Evaluation Overview¶
This document explains how Marin evaluates models and where to find runnable workflows.
For step-by-step usage, start with: - Running Evaluations with Marin for multiple-choice, generation, and key eval suites. - Harbor Framework Integration for Harbor-backed agent and benchmark evaluation.
Evaluation modes¶
Marin supports three primary evaluation paths:
- Multiple-choice tasks: run through
lm-evaluation-harness(during training or as standalone eval jobs). - Generation tasks: run through a vLLM-backed evaluator pipeline.
- Harbor tasks: run through Marin's Harbor integration for containerized agent benchmarks and registry datasets.
Multiple-choice evaluation (LM Evaluation Harness)¶
For multiple-choice tasks, Marin uses a fork of lm-evaluation-harness:
https://github.com/stanford-crfm/lm-evaluation-harness
Key integration points:
- default_train runs in-loop evaluations periodically and logs to W&B.

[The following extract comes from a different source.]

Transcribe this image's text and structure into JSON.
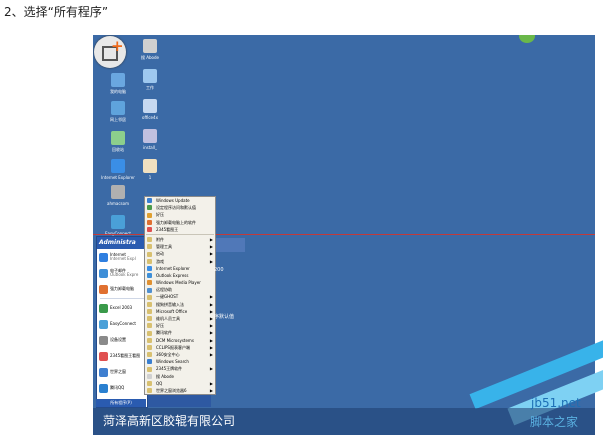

- default_eval runs standalone harness evaluation after training (or on an existing checkpoint).
Task sets¶
Task sets are configured in task_configs.py.
CORE_TASKSis the default for in-loop and standalone harness evals.CORE_TASKS_PLUS_MMLUextendsCORE_TASKSwith MMLU.- You can define custom task lists in
task_configs.pyand pass them todefault_eval.
Note
See levanter_lm_eval_evaluator.py for the default evaluator implementation.
Additional evaluators live in lib/marin/src/marin/evaluation/evaluators.
Reported metrics¶
Beyond task accuracy, Marin tracks these multiple-choice metrics:
- Bits per byte (
bpb):bpb = -log_prob / byte_length * ln(2) - Log probability (
logprob): raw log probability of the correct answer. - Choice log probability (
choice_logprob):log_prob_correct - log(sum(exp(log_prob_i))) - Length-normalized choice probability (
choice_prob_norm):exp(log_prob_correct / (byte_length_correct * ln(2))) / sum(exp(log_prob_i / (byte_length_i * ln(2))))
Generation-based evaluation¶
Generation tasks (for example AlpacaEval, HumanEval, GSM8K, and MATH) use a fast inference backend, typically vLLM.
- Task and suite definitions are in
task_configs.py. - A common entrypoint is
run_key_evals.py. - Current generation-eval setup is documented in Running Evaluations with Marin.
In current Marin workflows, generation evals are commonly run with Dockerfile.vllm or as dedicated vLLM jobs submitted through Iris.
Harbor-based evaluation¶
Harbor tasks use evaluate_harbor and the Harbor evaluator integration to run registry datasets in containerized environments.
- Harbor supports agent-style benchmarks such as AIME, Terminal-Bench, SWE-bench Verified, and other registry datasets.
- Marin's Harbor integration supports local Docker and hosted environments such as Daytona, E2B, and Modal.
- Setup, examples, and environment requirements are documented in Harbor Framework Integration.